Large group of people in a pie chart shape split into different segments

To effectively market your product or service, you need to create content that truly speaks to your defined target market.

However, your target market may be so diverse that your marketing doesn’t hit home to anybody in it. There’s one way to change that, and this technique is called “Demographic Segmentation”

Demographic segmentation groups your target market into specific groups of people based on attributes like location, age, education, occupation, and income bracket. By using information from demographic segmentation, you can create personalized marketing campaigns for each part of your target market.

These more personalized approaches can lead to a better distribution of resources and more conversions because the specific messages resonate more than a non-direct generic message to your whole audience might.

There are 5 main demographics most businesses segment their audience with. This is how to leverage each one.


Harkening back to Generational Profiling, segmenting by age allows you to change a campaign so it resonates with who you need it to. The thing about generational segmentation is that each age group, from Baby Boomers to Gen Z, have unique experiences and references that tie them together. Music, celebrities, movies and other pop culture references can help campaigns with the nostalgia factor for each generation.


Segmenting by education lets you divide your target market by school, area of study, and degree. Successful campaigns that have done this generally play into the loyalty many have for their alma mater.


Certain types of professionals have more value to certain marketing campaigns and occupations segmentation can separate your target market by job function, job title, and job seniority. This is particularly useful for B2B brands, as occupation segmentation makes it easy to target individuals with buying power at a company.

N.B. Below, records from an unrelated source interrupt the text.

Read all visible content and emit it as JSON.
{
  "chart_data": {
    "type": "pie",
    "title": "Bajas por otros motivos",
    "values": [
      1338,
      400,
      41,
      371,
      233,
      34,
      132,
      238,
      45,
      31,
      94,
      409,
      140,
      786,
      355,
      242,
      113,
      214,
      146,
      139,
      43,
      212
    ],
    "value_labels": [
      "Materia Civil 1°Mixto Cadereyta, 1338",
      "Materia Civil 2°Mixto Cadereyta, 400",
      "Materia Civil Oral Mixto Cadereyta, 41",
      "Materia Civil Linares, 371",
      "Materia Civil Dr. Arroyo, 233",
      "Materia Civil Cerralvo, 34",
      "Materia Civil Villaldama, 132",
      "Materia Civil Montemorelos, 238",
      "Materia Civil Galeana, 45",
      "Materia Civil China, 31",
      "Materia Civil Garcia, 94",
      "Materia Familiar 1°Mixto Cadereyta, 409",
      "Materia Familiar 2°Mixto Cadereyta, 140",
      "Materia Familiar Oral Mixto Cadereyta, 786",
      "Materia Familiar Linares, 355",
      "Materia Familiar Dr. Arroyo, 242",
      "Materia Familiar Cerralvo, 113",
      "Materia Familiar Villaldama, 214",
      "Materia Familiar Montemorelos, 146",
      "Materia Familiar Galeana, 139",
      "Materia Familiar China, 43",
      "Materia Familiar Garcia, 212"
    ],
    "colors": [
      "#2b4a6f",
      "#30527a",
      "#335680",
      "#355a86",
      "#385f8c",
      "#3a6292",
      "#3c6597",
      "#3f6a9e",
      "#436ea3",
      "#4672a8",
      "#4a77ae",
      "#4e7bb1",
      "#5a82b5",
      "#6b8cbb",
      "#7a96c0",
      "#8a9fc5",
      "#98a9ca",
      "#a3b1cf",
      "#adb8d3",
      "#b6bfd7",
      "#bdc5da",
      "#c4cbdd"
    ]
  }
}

Geographic location is an easy way to split your target market based on what they need and what they’re interested in. Landscape, distance from locations and climate can impact the messages you send. Advertising shorts or sandals in the middle of a Minnesota winter just doesn’t work for us here.

Income Bracket

Income segmentation divides your target market by income. Knowing how much discretionary income your base has, allows you to market to those that can afford your product or service, help you to set or your prices in accordance to how much is realistic to expect your target market to spend, and may inspire pricing levels for each segment of your target market.